尤文肉瘤是一种罕见且致命的儿科骨癌,其生存率和治疗选择几十年来一直停滞不前。由于对尤文肉瘤免疫景观的调控方式了解甚少,因此免疫疗法并未使尤文肉瘤受益。我们最近报道称,泛素特异性蛋白酶 6(USP6)在尤文肉瘤中作为一种肿瘤抑制因子发挥作用,并将其鉴定为第一个调节尤文肉瘤免疫肿瘤微环境(TME)的细胞内在因素。USP6 可诱导异种移植裸鼠肿瘤内浸润和多种固有免疫谱系的激活。在这里,我们报告称自然杀伤(NK)细胞对于其肿瘤抑制功能至关重要,因为 NK 细胞耗竭可逆转 USP6 介导的对尤文肉瘤异种移植物生长的抑制作用。USP6 在尤文肉瘤细胞中的表达直接刺激 NK 细胞的激活和脱颗粒,其作用是增加多种 NK 细胞激活配体的表面水平。USP6 还诱导凋亡诱导配体肿瘤坏死因子相关凋亡诱导配体(TRAIL)受体的表面上调,为增强对 NK 细胞杀伤的敏感性提供了另一种途径。此外,表达 USP6 的尤文肉瘤和 NK 细胞参与旁分泌免疫刺激正反馈回路,其中激活的 NK 细胞分泌的 IFNγ反馈作用于 USP6/尤文肉瘤细胞,以协同诱导趋化因子 CXCL9 和 CXCL10 的表达。
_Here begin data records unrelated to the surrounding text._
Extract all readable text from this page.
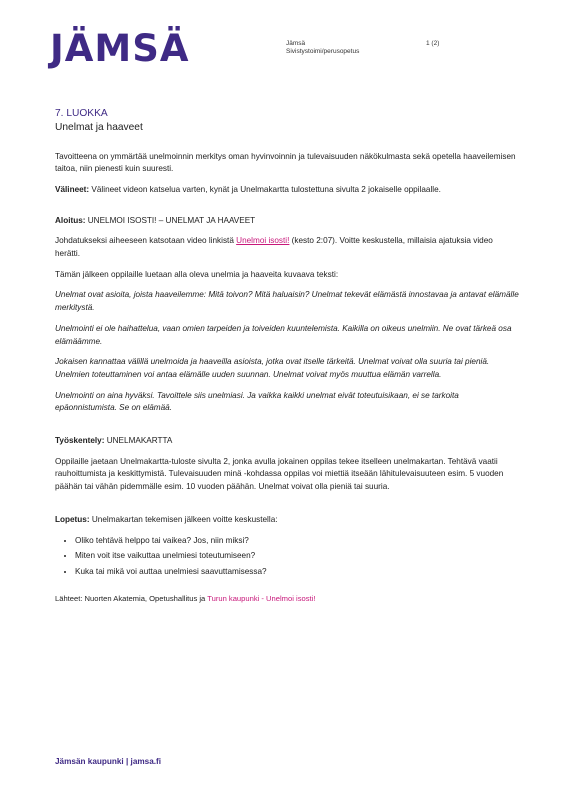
JÄMSÄ	Jämsä
Sivistystoimi/perusopetus
1 (2)
7. LUOKKA
Unelmat ja haaveet

Tavoitteena on ymmärtää unelmoinnin merkitys oman hyvinvoinnin ja tulevaisuuden näkökulmasta sekä opetella haaveilemisen taitoa, niin pienesti kuin suuresti.

Välineet: Välineet videon katselua varten, kynät ja Unelmakartta tulostettuna sivulta 2 jokaiselle oppilaalle.

Aloitus: UNELMOI ISOSTI! – UNELMAT JA HAAVEET

Johdatukseksi aiheeseen katsotaan video linkistä Unelmoi isosti! (kesto 2:07). Voitte keskustella, millaisia ajatuksia video herätti.

Tämän jälkeen oppilaille luetaan alla oleva unelmia ja haaveita kuvaava teksti:

Unelmat ovat asioita, joista haaveilemme: Mitä toivon? Mitä haluaisin? Unelmat tekevät elämästä innostavaa ja antavat elämälle merkitystä.

Unelmointi ei ole haihattelua, vaan omien tarpeiden ja toiveiden kuuntelemista. Kaikilla on oikeus unelmiin. Ne ovat tärkeä osa elämäämme.

Jokaisen kannattaa välillä unelmoida ja haaveilla asioista, jotka ovat itselle tärkeitä. Unelmat voivat olla suuria tai pieniä. Unelmien toteuttaminen voi antaa elämälle uuden suunnan. Unelmat voivat myös muuttua elämän varrella.

Unelmointi on aina hyväksi. Tavoittele siis unelmiasi. Ja vaikka kaikki unelmat eivät toteutuisikaan, ei se tarkoita epäonnistumista. Se on elämää.

Työskentely: UNELMAKARTTA

Oppilaille jaetaan Unelmakartta-tuloste sivulta 2, jonka avulla jokainen oppilas tekee itselleen unelmakartan. Tehtävä vaatii rauhoittumista ja keskittymistä. Tulevaisuuden minä -kohdassa oppilas voi miettiä itseään lähitulevaisuuteen esim. 5 vuoden päähän tai vähän pidemmälle esim. 10 vuoden päähän. Unelmat voivat olla pieniä tai suuria.

Lopetus: Unelmakartan tekemisen jälkeen voitte keskustella:

• Oliko tehtävä helppo tai vaikea? Jos, niin miksi?
• Miten voit itse vaikuttaa unelmiesi toteutumiseen?
• Kuka tai mikä voi auttaa unelmiesi saavuttamisessa?

Lähteet: Nuorten Akatemia, Opetushallitus ja Turun kaupunki - Unelmoi isosti!

Jämsän kaupunki | jamsa.fi
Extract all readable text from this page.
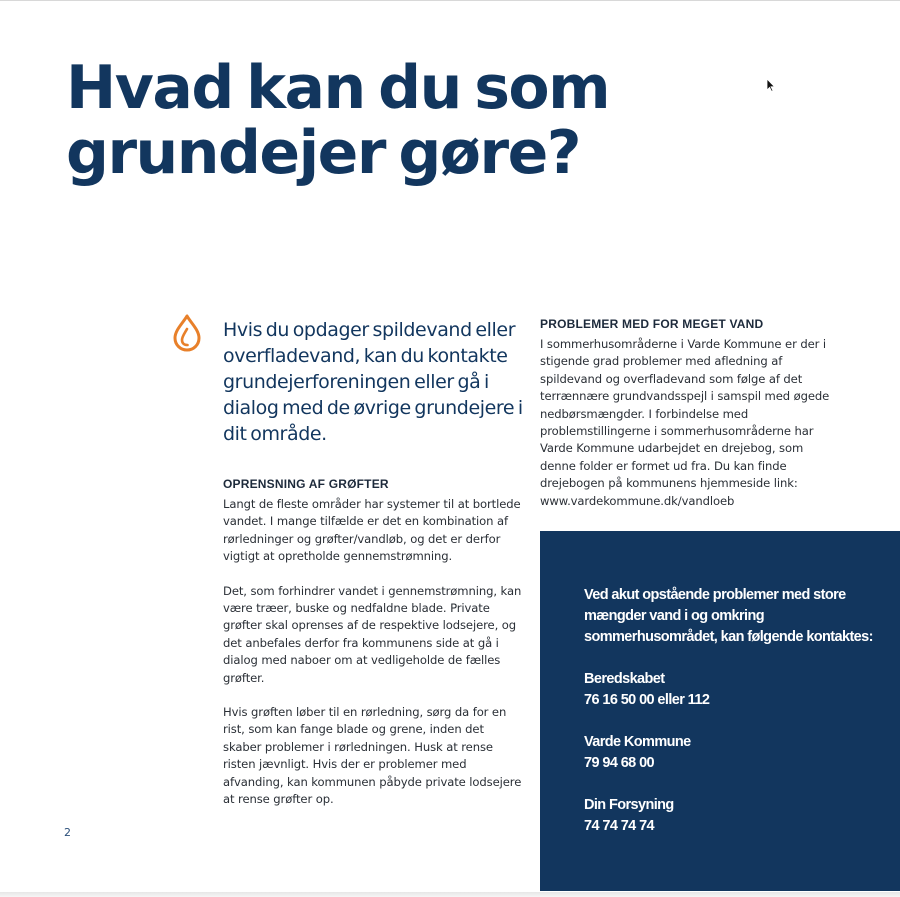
Hvad kan du som
grundejer gøre?

Hvis du opdager spildevand eller overfladevand, kan du kontakte grundejerforeningen eller gå i dialog med de øvrige grundejere i dit område.

OPRENSNING AF GRØFTER

Langt de fleste områder har systemer til at bortlede vandet. I mange tilfælde er det en kombination af rørledninger og grøfter/vandløb, og det er derfor vigtigt at opretholde gennemstrømning.

Det, som forhindrer vandet i gennemstrømning, kan være træer, buske og nedfaldne blade. Private grøfter skal oprenses af de respektive lodsejere, og det anbefales derfor fra kommunens side at gå i dialog med naboer om at vedligeholde de fælles grøfter.

Hvis grøften løber til en rørledning, sørg da for en rist, som kan fange blade og grene, inden det skaber problemer i rørledningen. Husk at rense risten jævnligt. Hvis der er problemer med afvanding, kan kommunen påbyde private lodsejere at rense grøfter op.

PROBLEMER MED FOR MEGET VAND

I sommerhusområderne i Varde Kommune er der i stigende grad problemer med afledning af spildevand og overfladevand som følge af det terrænnære grundvandsspejl i samspil med øgede nedbørsmængder. I forbindelse med problemstillingerne i sommerhusområderne har Varde Kommune udarbejdet en drejebog, som denne folder er formet ud fra. Du kan finde drejebogen på kommunens hjemmeside link: www.vardekommune.dk/vandloeb

Ved akut opstående problemer med store mængder vand i og omkring sommerhusområdet, kan følgende kontaktes:

Beredskabet

76 16 50 00 eller 112

Varde Kommune

79 94 68 00

Din Forsyning

74 74 74 74

2
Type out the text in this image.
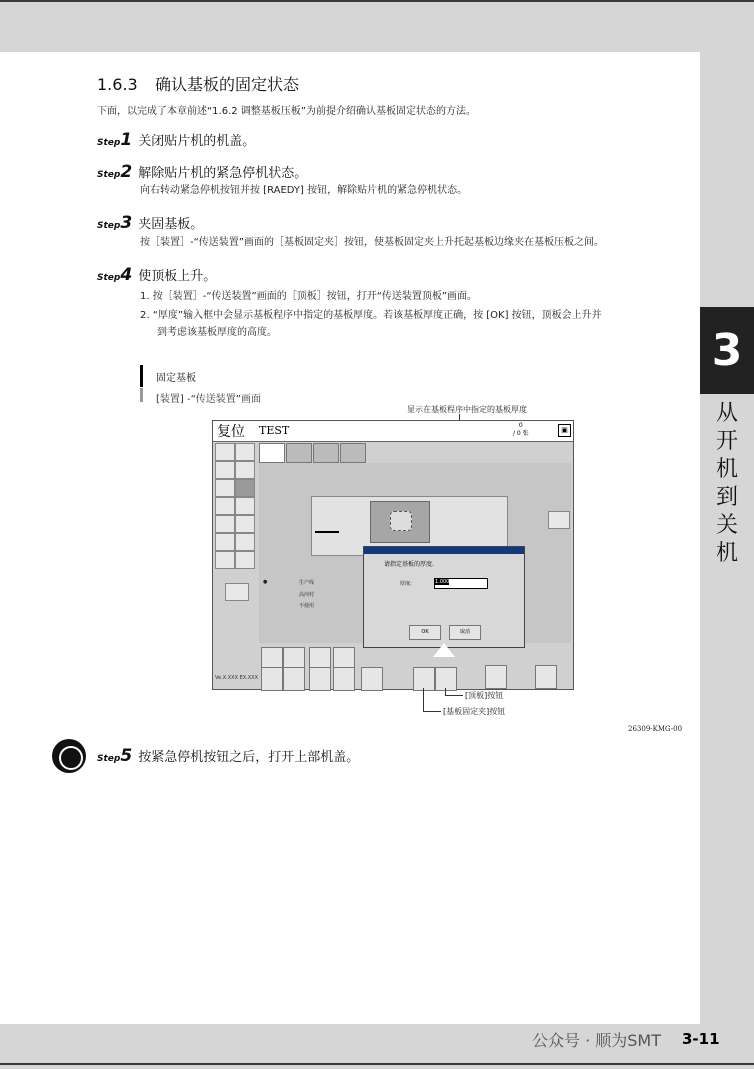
3
从
开
机
到
关
机
1.6.3 确认基板的固定状态
下面，以完成了本章前述“1.6.2 调整基板压板”为前提介绍确认基板固定状态的方法。
Step1 关闭贴片机的机盖。
Step2 解除贴片机的紧急停机状态。
向右转动紧急停机按钮并按 [RAEDY] 按钮，解除贴片机的紧急停机状态。
Step3 夹固基板。
按［装置］-“传送装置”画面的［基板固定夹］按钮，使基板固定夹上升托起基板边缘夹在基板压板之间。
Step4 使顶板上升。
1. 按［装置］-“传送装置”画面的［顶板］按钮，打开“传送装置顶板”画面。
2. “厚度”输入框中会显示基板程序中指定的基板厚度。若该基板厚度正确，按 [OK] 按钮，顶板会上升并
到考虑该基板厚度的高度。
固定基板
[装置] -“传送装置”画面
显示在基板程序中指定的基板厚度
复位 TEST	0
/ 0 张	▣
●	生产线
高河村
不使用
请指定基板的厚度.
厚度:	1.000
OK	取消
Ve.X.XXX EX.XXX
[顶板]按钮
[基板固定夹]按钮
26309-KMG-00
Step5 按紧急停机按钮之后，打开上部机盖。
公众号 · 顺为SMT 3-11
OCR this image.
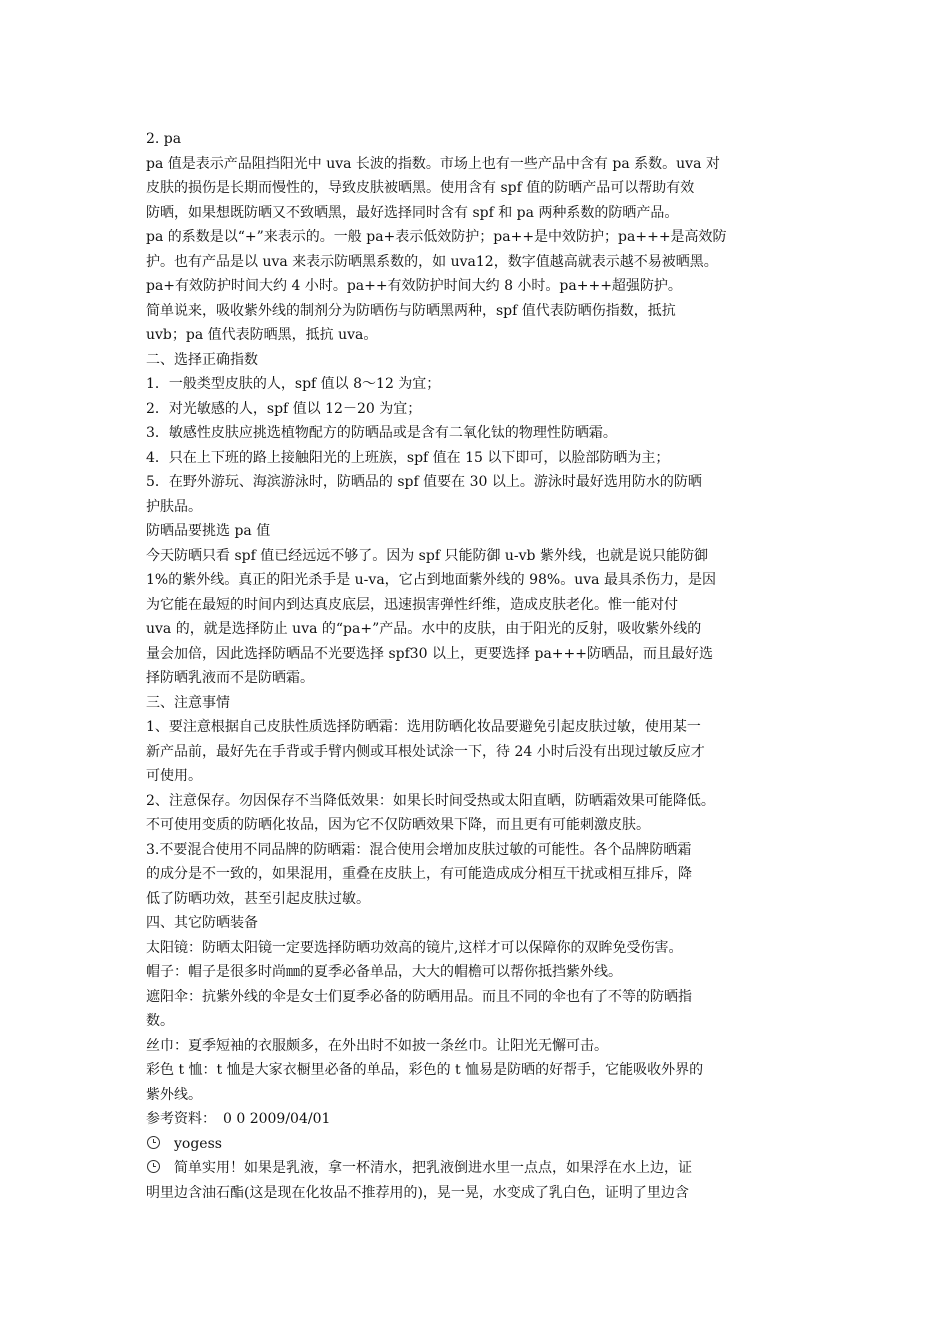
2. pa
pa 值是表示产品阻挡阳光中 uva 长波的指数。市场上也有一些产品中含有 pa 系数。uva 对
皮肤的损伤是长期而慢性的，导致皮肤被晒黑。使用含有 spf 值的防晒产品可以帮助有效
防晒，如果想既防晒又不致晒黑，最好选择同时含有 spf 和 pa 两种系数的防晒产品。
pa 的系数是以“+”来表示的。一般 pa+表示低效防护；pa++是中效防护；pa+++是高效防
护。也有产品是以 uva 来表示防晒黑系数的，如 uva12，数字值越高就表示越不易被晒黑。
pa+有效防护时间大约 4 小时。pa++有效防护时间大约 8 小时。pa+++超强防护。
简单说来，吸收紫外线的制剂分为防晒伤与防晒黑两种，spf 值代表防晒伤指数，抵抗
uvb；pa 值代表防晒黑，抵抗 uva。
二、选择正确指数
1．一般类型皮肤的人，spf 值以 8～12 为宜；
2．对光敏感的人，spf 值以 12－20 为宜；
3．敏感性皮肤应挑选植物配方的防晒品或是含有二氧化钛的物理性防晒霜。
4．只在上下班的路上接触阳光的上班族，spf 值在 15 以下即可，以脸部防晒为主；
5．在野外游玩、海滨游泳时，防晒品的 spf 值要在 30 以上。游泳时最好选用防水的防晒
护肤品。
防晒品要挑选 pa 值
今天防晒只看 spf 值已经远远不够了。因为 spf 只能防御 u-vb 紫外线，也就是说只能防御
1%的紫外线。真正的阳光杀手是 u-va，它占到地面紫外线的 98%。uva 最具杀伤力，是因
为它能在最短的时间内到达真皮底层，迅速损害弹性纤维，造成皮肤老化。惟一能对付
uva 的，就是选择防止 uva 的“pa+”产品。水中的皮肤，由于阳光的反射，吸收紫外线的
量会加倍，因此选择防晒品不光要选择 spf30 以上，更要选择 pa+++防晒品，而且最好选
择防晒乳液而不是防晒霜。
三、注意事情
1、要注意根据自己皮肤性质选择防晒霜：选用防晒化妆品要避免引起皮肤过敏，使用某一
新产品前，最好先在手背或手臂内侧或耳根处试涂一下，待 24 小时后没有出现过敏反应才
可使用。
2、注意保存。勿因保存不当降低效果：如果长时间受热或太阳直晒，防晒霜效果可能降低。
不可使用变质的防晒化妆品，因为它不仅防晒效果下降，而且更有可能刺激皮肤。
3.不要混合使用不同品牌的防晒霜：混合使用会增加皮肤过敏的可能性。各个品牌防晒霜
的成分是不一致的，如果混用，重叠在皮肤上，有可能造成成分相互干扰或相互排斥，降
低了防晒功效，甚至引起皮肤过敏。
四、其它防晒装备
太阳镜：防晒太阳镜一定要选择防晒功效高的镜片,这样才可以保障你的双眸免受伤害。
帽子：帽子是很多时尚㎜的夏季必备单品，大大的帽檐可以帮你抵挡紫外线。
遮阳伞：抗紫外线的伞是女士们夏季必备的防晒用品。而且不同的伞也有了不等的防晒指
数。
丝巾：夏季短袖的衣服颇多，在外出时不如披一条丝巾。让阳光无懈可击。
彩色 t 恤：t 恤是大家衣橱里必备的单品，彩色的 t 恤易是防晒的好帮手，它能吸收外界的
紫外线。
参考资料：　0 0 2009/04/01
yogess
简单实用！如果是乳液，拿一杯清水，把乳液倒进水里一点点，如果浮在水上边，证
明里边含油石酯(这是现在化妆品不推荐用的)，晃一晃，水变成了乳白色，证明了里边含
值得注意的是,USP6 在皮下尤文肉瘤异种移植物中的表达诱导 NK 细胞的全身激活和成熟,并诱导远处肿瘤生长受到抑制的远隔反应,同时增加 NK 细胞的浸润和激活。这项工作揭示了 USP6 如何重新编程尤文肉瘤 TME 以增强抗肿瘤免疫,并可能被用于未来的治疗获益。
这项研究提供了 USP6 的免疫调节功能的新见解,USP6 是唯一被证明可调节尤文肉瘤免疫 TME 的肿瘤细胞内在因子。我们证明 USP6 介导的尤文肉瘤肿瘤发生抑制依赖于 NK 细胞。USP6 直接激活 NK 细胞细胞毒性功能,在尤文肉瘤异种移植模型中诱导肿瘤内和全身 NK 细胞的激活。